Saturday, March 28, 2009

Spatial correlations in Antarctica

This is a continuation of a TRF analysis called
Eigenvalues in Antarctica
The main goal is to qualitatively confirm a plot by Steve McIntyre.

Click to zoom in. See it in different colors.

The picture shows the distribution both of different correlation coefficients, a priori between -1 and +1, for pairs of 5,509 Antarctic stations, as well as the distances in the pair. It shows how the correlation tends to disappear as the distances increase.

The chart has been calculated from the temperature anomalies during a period of 300 months: by the temperature anomaly, I mean the temperature for a given month minus the average temperature for the same station and the same month calculated from those 25 years.

Yes, McPete, the colors show the density, i.e. the number of pairs of stations that fit into a small pixel or box: yellow means "a lot".

The raw data were taken from the last, cloud* file on Steig's website. I didn't use any code of Steve which increases the independence of the calculation. The colors that have only made the picture slightly more attractive and more informative than Steve's graphs are pretty much the only visible contribution from your humble correspondent. ;-)

Only half a million of (randomly chosen) pairs are drawn out of 5509 x 5509 pairs, in order to save some time.
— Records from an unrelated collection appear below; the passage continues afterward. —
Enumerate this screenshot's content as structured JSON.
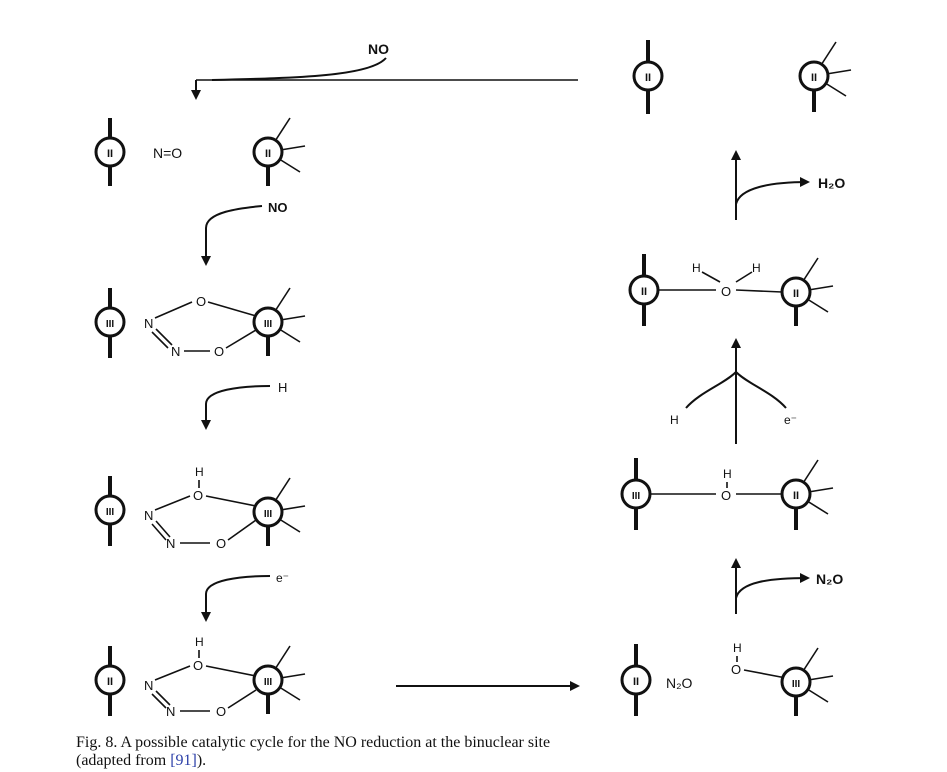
{
  "caption": {
    "line1": "Fig. 8.  A possible catalytic cycle for the NO reduction at the binuclear site",
    "line2_pre": "(adapted from ",
    "line2_ref": "[91]",
    "line2_post": ")."
  },
  "metal_labels": {
    "ii": "II",
    "iii": "III"
  },
  "reagents": {
    "top": "NO",
    "step1": "NO",
    "step2": "H",
    "step3": "e⁻",
    "h2o_out": "H₂O",
    "n2o_out": "N₂O",
    "right_h": "H",
    "right_e": "e⁻"
  },
  "atoms": {
    "N": "N",
    "O": "O",
    "H": "H",
    "NO_label": "N=O",
    "N2O_label": "N₂O",
    "dash": "−"
  }
}
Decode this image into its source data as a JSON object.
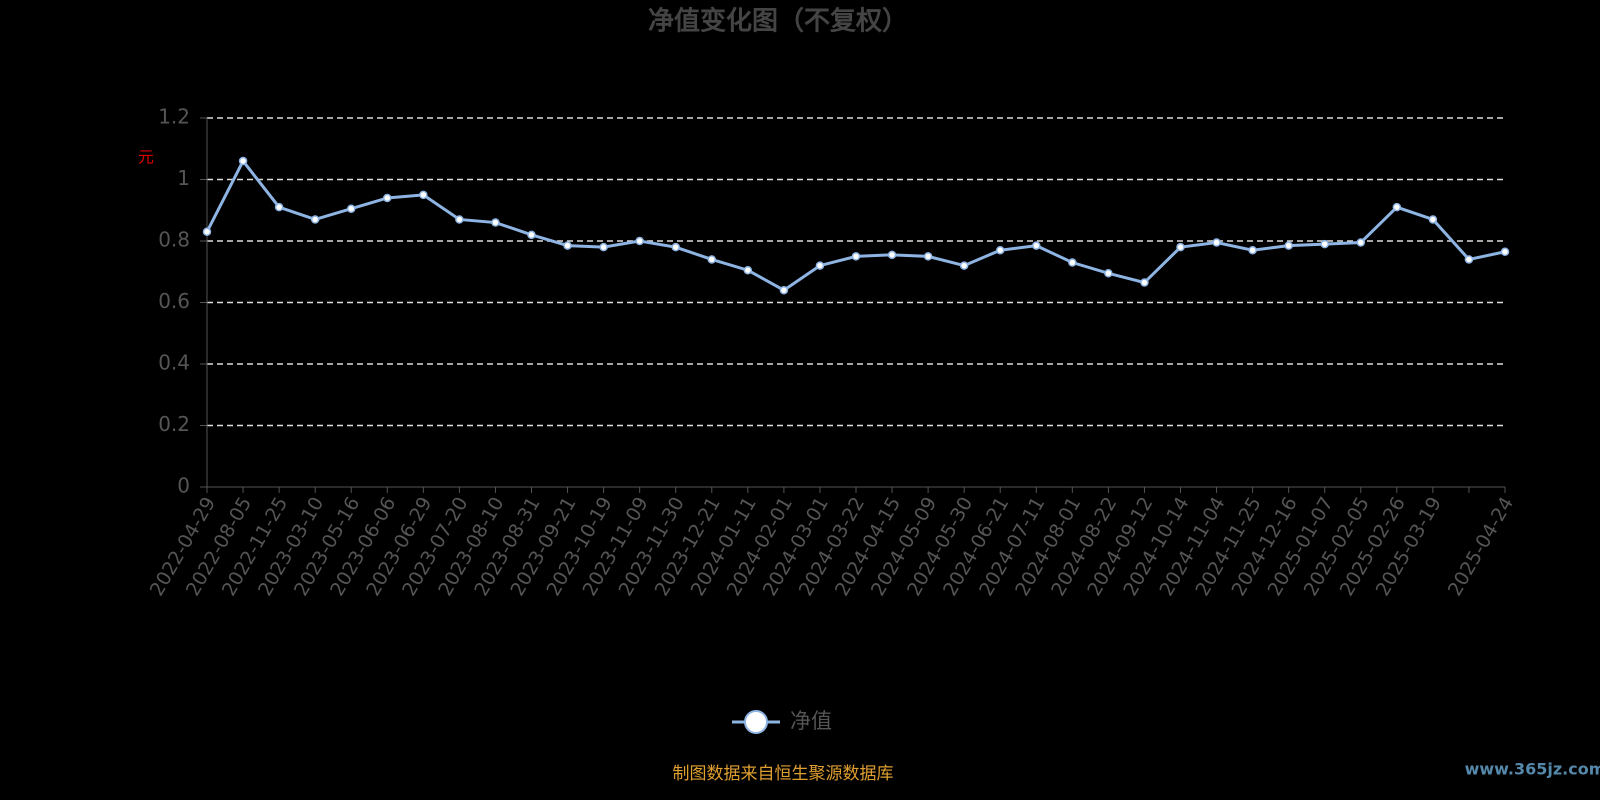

The pairs were clustered into small boxes where the correlation jumps by 0.01 and the distance jumps by 50 km, while a grid that combines 2 x 2 small boxes has been added to the picture, too.
Download the Steig2 notebook for Mathematica 7.0.1
Download its zipped PDF preview

If you focus on the "bulk" of the picture with the intense colors, you can see that the typical correlation coefficient drops from 1.0 to 0.5 or so for stations that are approximately 2,000 km apart. The correlation goes pretty much to zero for stations that are 5,000 km apart, as you can see on the right side of the picture.

This observation extracted from the reality heavily disagrees with Steig's assumptions/claims/approximations. The latter imply that for distances below 1,500 km or so, a vast majority of Steig's correlation coefficients are almost exactly equal to +1.0. Also, his reconstructed temperatures at distant places of Antarctica seem to be almost always correlated.

Click to zoom in. White background.

This image follows the same conventions as the first one but uses Steig's reconstructed data (last 25 years) as input. Can you spot the difference between this image and the first one on this page?

This effect occurs because the continental temperature is universally assumed to be a time-dependent linear combination of three or four spatial patterns. Amusingly enough, many pairs of stations have a huge negative correlation of Steig's temperatures (that's because the spatial patterns are often combined with negative coefficients - a type of anticorrelation between two places that rarely takes place in reality). While the real-world correlation never drops below -0.4, Steig offers many distant pairs whose correlation is below -0.6 or more.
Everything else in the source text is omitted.